Le fait est simplement que le ver rongeur du doute s'est introduit dans l'arbre et ne veut pas ressortir avant de l'avoir entièrement fendu. Le fait est que plus personne ne croit à « une nouvelle vague de la religiosité » (Spengler), à la possibilité de rebrousser chemin vers les origines. Il est vrai que l'âme voudrait reconquérir la foi perdue, rallumer l'âpreté et la fermeté, cette torche intérieure qui maintient sa vigueur, mais qui est en même temps impuissante à l'atteindre en raison de l'accumulation des excroissances futiles qui accompagnent l'accélération du progrès, la marche imminente de la civilisation vers l'unification du monde sur une base technique au lieu de l'accroissement des possibilités spirituelles.

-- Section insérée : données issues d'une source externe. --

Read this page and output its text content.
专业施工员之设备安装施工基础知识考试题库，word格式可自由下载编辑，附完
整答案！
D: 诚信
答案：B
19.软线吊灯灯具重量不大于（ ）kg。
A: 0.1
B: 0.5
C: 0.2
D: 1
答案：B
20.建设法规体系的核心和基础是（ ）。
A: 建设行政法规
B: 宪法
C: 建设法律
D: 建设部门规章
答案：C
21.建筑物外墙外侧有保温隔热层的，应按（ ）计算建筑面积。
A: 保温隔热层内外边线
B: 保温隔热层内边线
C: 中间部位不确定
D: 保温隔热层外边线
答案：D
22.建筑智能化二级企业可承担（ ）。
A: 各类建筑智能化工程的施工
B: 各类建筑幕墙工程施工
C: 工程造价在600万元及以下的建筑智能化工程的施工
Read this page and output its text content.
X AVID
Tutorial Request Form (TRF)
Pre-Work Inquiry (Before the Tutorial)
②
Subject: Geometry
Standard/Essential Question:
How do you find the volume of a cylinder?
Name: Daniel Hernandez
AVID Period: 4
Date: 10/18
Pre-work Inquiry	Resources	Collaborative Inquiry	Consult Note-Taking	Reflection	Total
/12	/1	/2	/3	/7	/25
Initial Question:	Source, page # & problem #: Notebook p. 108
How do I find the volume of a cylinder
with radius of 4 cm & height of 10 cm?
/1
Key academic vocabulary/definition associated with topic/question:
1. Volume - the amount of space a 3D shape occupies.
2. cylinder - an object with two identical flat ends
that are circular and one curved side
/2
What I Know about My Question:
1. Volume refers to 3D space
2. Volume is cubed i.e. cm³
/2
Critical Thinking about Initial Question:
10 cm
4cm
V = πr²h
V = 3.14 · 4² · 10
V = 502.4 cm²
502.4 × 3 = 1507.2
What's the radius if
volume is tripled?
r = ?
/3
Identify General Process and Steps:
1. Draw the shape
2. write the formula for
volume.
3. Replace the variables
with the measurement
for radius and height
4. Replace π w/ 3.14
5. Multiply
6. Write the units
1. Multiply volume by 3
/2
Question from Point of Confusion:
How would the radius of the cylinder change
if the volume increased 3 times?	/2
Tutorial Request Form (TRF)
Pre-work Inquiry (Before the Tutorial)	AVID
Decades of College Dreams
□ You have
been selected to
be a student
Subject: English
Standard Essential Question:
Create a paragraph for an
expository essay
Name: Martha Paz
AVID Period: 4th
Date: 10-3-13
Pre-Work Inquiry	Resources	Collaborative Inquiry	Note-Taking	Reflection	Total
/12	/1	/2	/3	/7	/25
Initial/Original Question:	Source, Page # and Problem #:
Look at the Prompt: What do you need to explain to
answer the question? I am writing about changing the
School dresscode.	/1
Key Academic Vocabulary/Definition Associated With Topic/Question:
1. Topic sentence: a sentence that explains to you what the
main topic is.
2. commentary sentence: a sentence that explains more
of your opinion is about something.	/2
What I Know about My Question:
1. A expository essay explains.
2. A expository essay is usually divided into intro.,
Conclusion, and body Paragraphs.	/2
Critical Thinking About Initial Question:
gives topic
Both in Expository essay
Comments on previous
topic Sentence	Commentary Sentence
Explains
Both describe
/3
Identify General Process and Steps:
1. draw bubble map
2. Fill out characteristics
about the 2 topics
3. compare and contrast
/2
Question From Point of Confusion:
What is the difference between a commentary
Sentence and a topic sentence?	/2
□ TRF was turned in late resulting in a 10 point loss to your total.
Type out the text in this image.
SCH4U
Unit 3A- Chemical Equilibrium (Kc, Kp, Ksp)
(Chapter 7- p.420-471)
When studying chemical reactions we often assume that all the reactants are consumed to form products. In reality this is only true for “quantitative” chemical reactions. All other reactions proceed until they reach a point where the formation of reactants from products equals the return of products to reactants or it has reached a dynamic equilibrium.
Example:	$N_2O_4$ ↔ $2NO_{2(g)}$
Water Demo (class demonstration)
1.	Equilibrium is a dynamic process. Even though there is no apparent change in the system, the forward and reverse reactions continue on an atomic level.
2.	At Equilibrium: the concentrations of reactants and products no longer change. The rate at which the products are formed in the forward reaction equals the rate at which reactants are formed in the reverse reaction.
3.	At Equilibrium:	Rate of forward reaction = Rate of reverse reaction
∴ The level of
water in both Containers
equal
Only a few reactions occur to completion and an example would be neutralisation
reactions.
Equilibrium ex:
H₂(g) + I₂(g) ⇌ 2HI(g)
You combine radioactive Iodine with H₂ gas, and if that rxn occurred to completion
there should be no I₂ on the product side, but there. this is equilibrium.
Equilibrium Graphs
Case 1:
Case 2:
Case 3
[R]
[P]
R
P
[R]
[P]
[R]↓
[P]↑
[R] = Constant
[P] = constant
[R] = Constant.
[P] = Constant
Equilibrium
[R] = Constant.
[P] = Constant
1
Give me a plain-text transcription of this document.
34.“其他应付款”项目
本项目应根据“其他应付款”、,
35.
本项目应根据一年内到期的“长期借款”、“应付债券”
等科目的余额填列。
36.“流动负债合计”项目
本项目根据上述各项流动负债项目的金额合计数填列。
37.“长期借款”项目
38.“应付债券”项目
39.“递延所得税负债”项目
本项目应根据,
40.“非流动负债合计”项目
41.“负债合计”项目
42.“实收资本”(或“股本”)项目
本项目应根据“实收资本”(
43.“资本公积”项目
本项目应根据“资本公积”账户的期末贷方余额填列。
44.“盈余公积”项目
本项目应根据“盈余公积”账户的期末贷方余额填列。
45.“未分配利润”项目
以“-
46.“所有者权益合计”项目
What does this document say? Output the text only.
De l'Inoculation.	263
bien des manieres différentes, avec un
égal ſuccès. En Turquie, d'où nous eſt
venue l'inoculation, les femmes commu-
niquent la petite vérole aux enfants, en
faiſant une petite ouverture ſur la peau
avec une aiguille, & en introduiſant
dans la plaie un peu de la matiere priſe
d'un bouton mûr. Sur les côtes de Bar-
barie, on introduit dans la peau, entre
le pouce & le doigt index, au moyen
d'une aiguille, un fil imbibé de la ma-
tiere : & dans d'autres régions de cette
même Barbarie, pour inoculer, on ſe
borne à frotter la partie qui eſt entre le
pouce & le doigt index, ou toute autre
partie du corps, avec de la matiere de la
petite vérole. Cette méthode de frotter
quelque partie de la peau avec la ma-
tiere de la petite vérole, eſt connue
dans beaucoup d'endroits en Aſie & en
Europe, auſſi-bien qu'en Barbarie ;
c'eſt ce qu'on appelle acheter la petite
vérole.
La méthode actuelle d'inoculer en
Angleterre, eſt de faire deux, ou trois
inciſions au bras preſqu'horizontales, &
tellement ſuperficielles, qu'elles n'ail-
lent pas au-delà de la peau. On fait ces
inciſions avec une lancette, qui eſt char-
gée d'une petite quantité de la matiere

Depuis, la foi se maintient malgré tout, mais sur le mode du regret vis-à-vis de ce qui a été perdu, vis-à-vis de l'intimité brisée. L'âme humaine, dans le même temps, devient un exilé dans le nouveau monde qu'elle a créé et dans lequel elle ne trouve plus ses repères. Résultat : « Il est de plus en plus difficile de croire, mais également de vivre sans croyance. »
La science, les idéologies (surtout utopiques) qui ont refait surface comme produits positifs de la Renaissance, assument toutes les fins sotériologiques de la religion en maintenant la continuité de la fonction de l'absolu, mais ne peuvent prendre la relève de son appel pathétique autrement que par usurpation. C'est alors que commence l'époque du « désenchantement du monde » (Weber) qui s'approprie toutes les conceptions et solutions religieuses (rappelons l'exemple du progrès qui est l'idée sécularisée du salut), et s'institue maître de la destinée humaine.